I took the jump and I am now enrolled in an on line BSN completion program, and it is going well, but can be quite difficult at times. The value of this continuation of my education is something you cannot understand unless you actually take the classes; BSN classes are not just "fluff" classes, these classes will give you updated information regarding nursing and what nursing organizations would like nursing to look like in 20 years. It has been a journey for me and has opened my eyes to how all things are connected within a healthcare organization and has given me a better idea where my health care system is going and ultimately, it IS about patient safety. By being more educated in goals and regulatory considerations of healthcare in very empowering and I feel like I can have a broader view of patient care and what my role is in patient care. I am not just a person to follow orders, I have a responsibility to advocate, guard and deliver the highest care possible within my scope. We, as nurses, have a place at the table, what we can contribute has value. Attaining a BSN is opening my eyes to the professionalism of nursing which is empowering.
Embracing the BSN program did not come easy to me at first, I struggled the first few weeks of class and I had a bad attitude about the time I needed to spend studying, however, after completing some of the assignments I can say that it caught my interest and I realized that there is much more to nursing that the microscopic part I play on a daily basis; there are many areas of growth in nursing and many, many more opportunities for you as a nurse other than bedside nursing; as an aging nurse, my days are numbered for "bedside" nursing and that is a reality for the younger nurses who have an associates degree but haven't gone back for their BSN; at some point it will take a toll on you, whether emotional or physical, and you will be able to stay in nursing but not take a job at the bedside; a BSN will give you some options that you will not have with your Associates degree.
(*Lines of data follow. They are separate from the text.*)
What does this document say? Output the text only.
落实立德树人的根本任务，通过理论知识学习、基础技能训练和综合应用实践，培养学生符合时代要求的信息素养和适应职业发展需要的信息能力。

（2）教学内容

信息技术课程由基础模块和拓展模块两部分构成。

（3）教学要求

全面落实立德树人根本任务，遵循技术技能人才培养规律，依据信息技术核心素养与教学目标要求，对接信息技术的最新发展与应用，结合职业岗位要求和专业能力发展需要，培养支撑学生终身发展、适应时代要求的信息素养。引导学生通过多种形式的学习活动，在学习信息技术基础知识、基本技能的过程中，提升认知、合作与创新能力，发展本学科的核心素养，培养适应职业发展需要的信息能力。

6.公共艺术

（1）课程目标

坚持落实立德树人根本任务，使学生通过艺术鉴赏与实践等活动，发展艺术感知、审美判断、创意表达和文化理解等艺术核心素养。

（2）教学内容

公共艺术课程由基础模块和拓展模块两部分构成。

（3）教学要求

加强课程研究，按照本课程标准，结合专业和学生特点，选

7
After spending over 20 years as an associates degree nurse, I can honestly say that while I have come to the conclusion that there is value in attaining a BSN, everyone is not going to attain their BSN for a variety of reasons and this does not lead to the devalue of an AD nurse; they have the skills to perform as an RN and there is nothing taught in a BSN program that applies to patient care; what is taught in a BSN program is leadership, organizational management, diversity and other topics important to nursing, but not related the hands on skill of nursing.
I am seeing the light at the end of the tunnel. I have a paper I printed out during my first BSN class that has my name with the credential of BSN after my name, this way I can visualize my goal every day and continue to work through my classes and, most important, stay on track and complete my degree. Early 2018 is my completion of my BSN program, and, while a lot of work awaits me between, I am looking forward and not back!!